Thursday, October 29, 2009

Class #8

I return your journals.

We go over grammar a bit (click on "a bit" for help with combining ideas), and groups work on Exercise 24.2, discuss Alice Walker's piece and share beginnings.

Peer review.

Homework

1. Read in Reid "The Red Chevy" pages 145-148.

2. Create the final version of the Remembering paper. Edit carefully, with special attention to fragments, c.s. and run-ons.

3. In your journal write out a completely different beginning for your Remembering essay. Try to think of a totally new way to begin -- it won't necessarily be better, but it should be different.

4. Make sure that in your journal you list the beginnings you brought to class for today.

5. Two vocabulary words.

Tuesday, October 27, 2009

Class #7

First off, I talk about memoirs, including fake ones , Empire of the Sun by J.G. Ballard and A Heartbreaking Work of Staggering Genius by David Eggars. If you want to read that book, try to get the paperback edition because he changed it between editions.

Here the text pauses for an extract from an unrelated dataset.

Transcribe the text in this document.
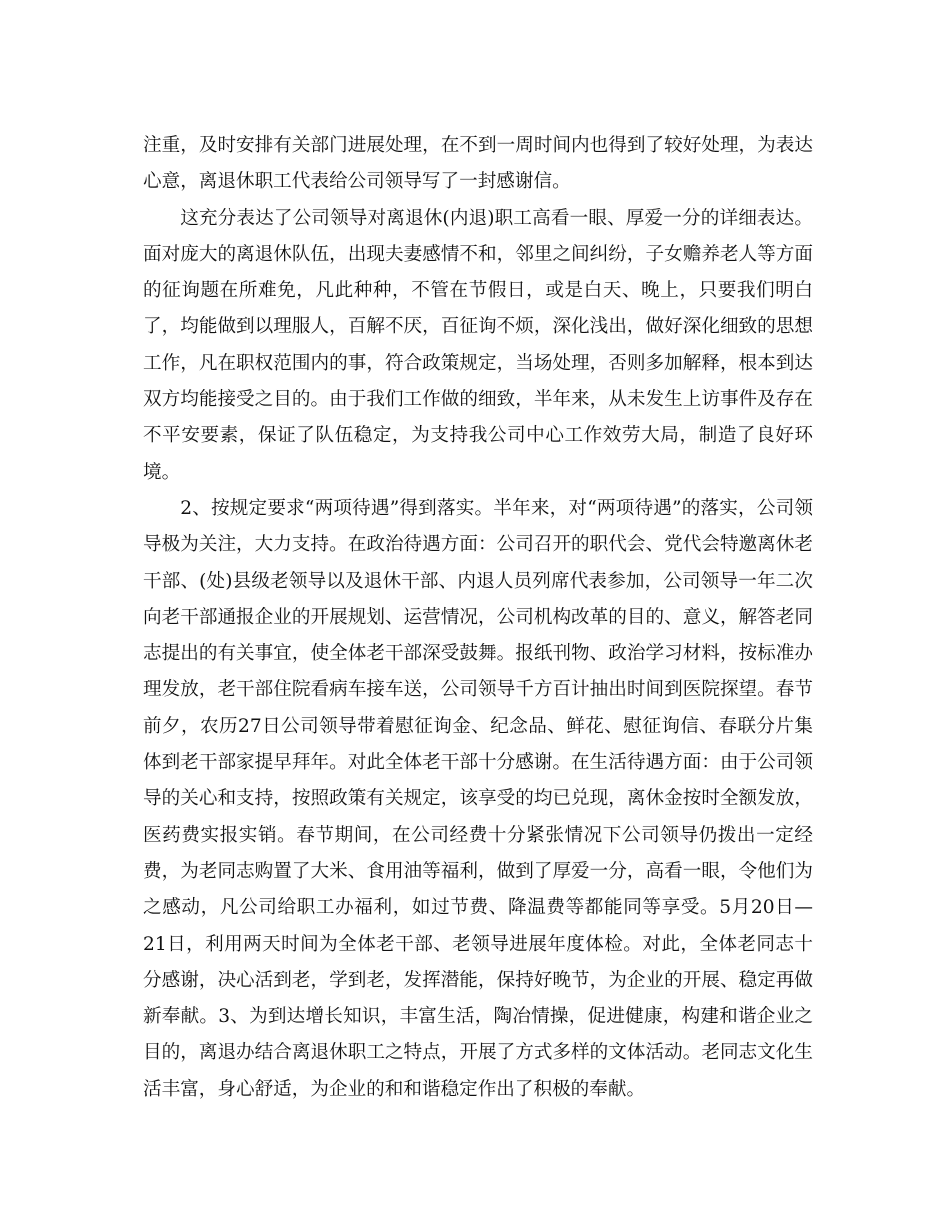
注重，及时安排有关部门进展处理，在不到一周时间内也得到了较好处理，为表达心意，离退休职工代表给公司领导写了一封感谢信。

这充分表达了公司领导对离退休(内退)职工高看一眼、厚爱一分的详细表达。面对庞大的离退休队伍，出现夫妻感情不和，邻里之间纠纷，子女赡养老人等方面的征询题在所难免，凡此种种，不管在节假日，或是白天、晚上，只要我们明白了，均能做到以理服人，百解不厌，百征询不烦，深化浅出，做好深化细致的思想工作，凡在职权范围内的事，符合政策规定，当场处理，否则多加解释，根本到达双方均能接受之目的。由于我们工作做的细致，半年来，从未发生上访事件及存在不平安要素，保证了队伍稳定，为支持我公司中心工作效劳大局，制造了良好环境。

2、按规定要求“两项待遇”得到落实。半年来，对“两项待遇”的落实，公司领导极为关注，大力支持。在政治待遇方面：公司召开的职代会、党代会特邀离休老干部、(处)县级老领导以及退休干部、内退人员列席代表参加，公司领导一年二次向老干部通报企业的开展规划、运营情况，公司机构改革的目的、意义，解答老同志提出的有关事宜，使全体老干部深受鼓舞。报纸刊物、政治学习材料，按标准办理发放，老干部住院看病车接车送，公司领导千方百计抽出时间到医院探望。春节前夕，农历27日公司领导带着慰征询金、纪念品、鲜花、慰征询信、春联分片集体到老干部家提早拜年。对此全体老干部十分感谢。在生活待遇方面：由于公司领导的关心和支持，按照政策有关规定，该享受的均已兑现，离休金按时全额发放，医药费实报实销。春节期间，在公司经费十分紧张情况下公司领导仍拨出一定经费，为老同志购置了大米、食用油等福利，做到了厚爱一分，高看一眼，令他们为之感动，凡公司给职工办福利，如过节费、降温费等都能同等享受。5月20日—21日，利用两天时间为全体老干部、老领导进展年度体检。对此，全体老同志十分感谢，决心活到老，学到老，发挥潜能，保持好晚节，为企业的开展、稳定再做新奉献。3、为到达增长知识，丰富生活，陶冶情操，促进健康，构建和谐企业之目的，离退办结合离退休职工之特点，开展了方式多样的文体活动。老同志文化生活丰富，身心舒适，为企业的和和谐稳定作出了积极的奉献。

We discuss "Lives on the Boundaries."

Grammar practice: coordination and subordination, again. Everyday Writer Exercise 24.2.

Peer Review of draft #1 of the Remembering Essay.

Beginnings: examples of hooks famous, infamous, good and bad. Here are some by Mitchell Melville , Dickens, and the man himself, Bulwer-Lytten. And then there is Solzhenitsyn.

Homework

1. Read Alice Walker's "Beauty: When the Other Dancer is the Self" pages 117-124 in Reid.

2. Write Draft #2 of your Remembering Essay. Now is the time to focus in on your dominant idea and make sure that you are having the effect you desire.

3. Bring examples of three different beginnings of books or articles to class. They can be either effective or ineffective hooks, in your estimation. When you have your journal back, you will list what these are in your journal.


4. Two vocabulary words (to add to your journal when you have it back).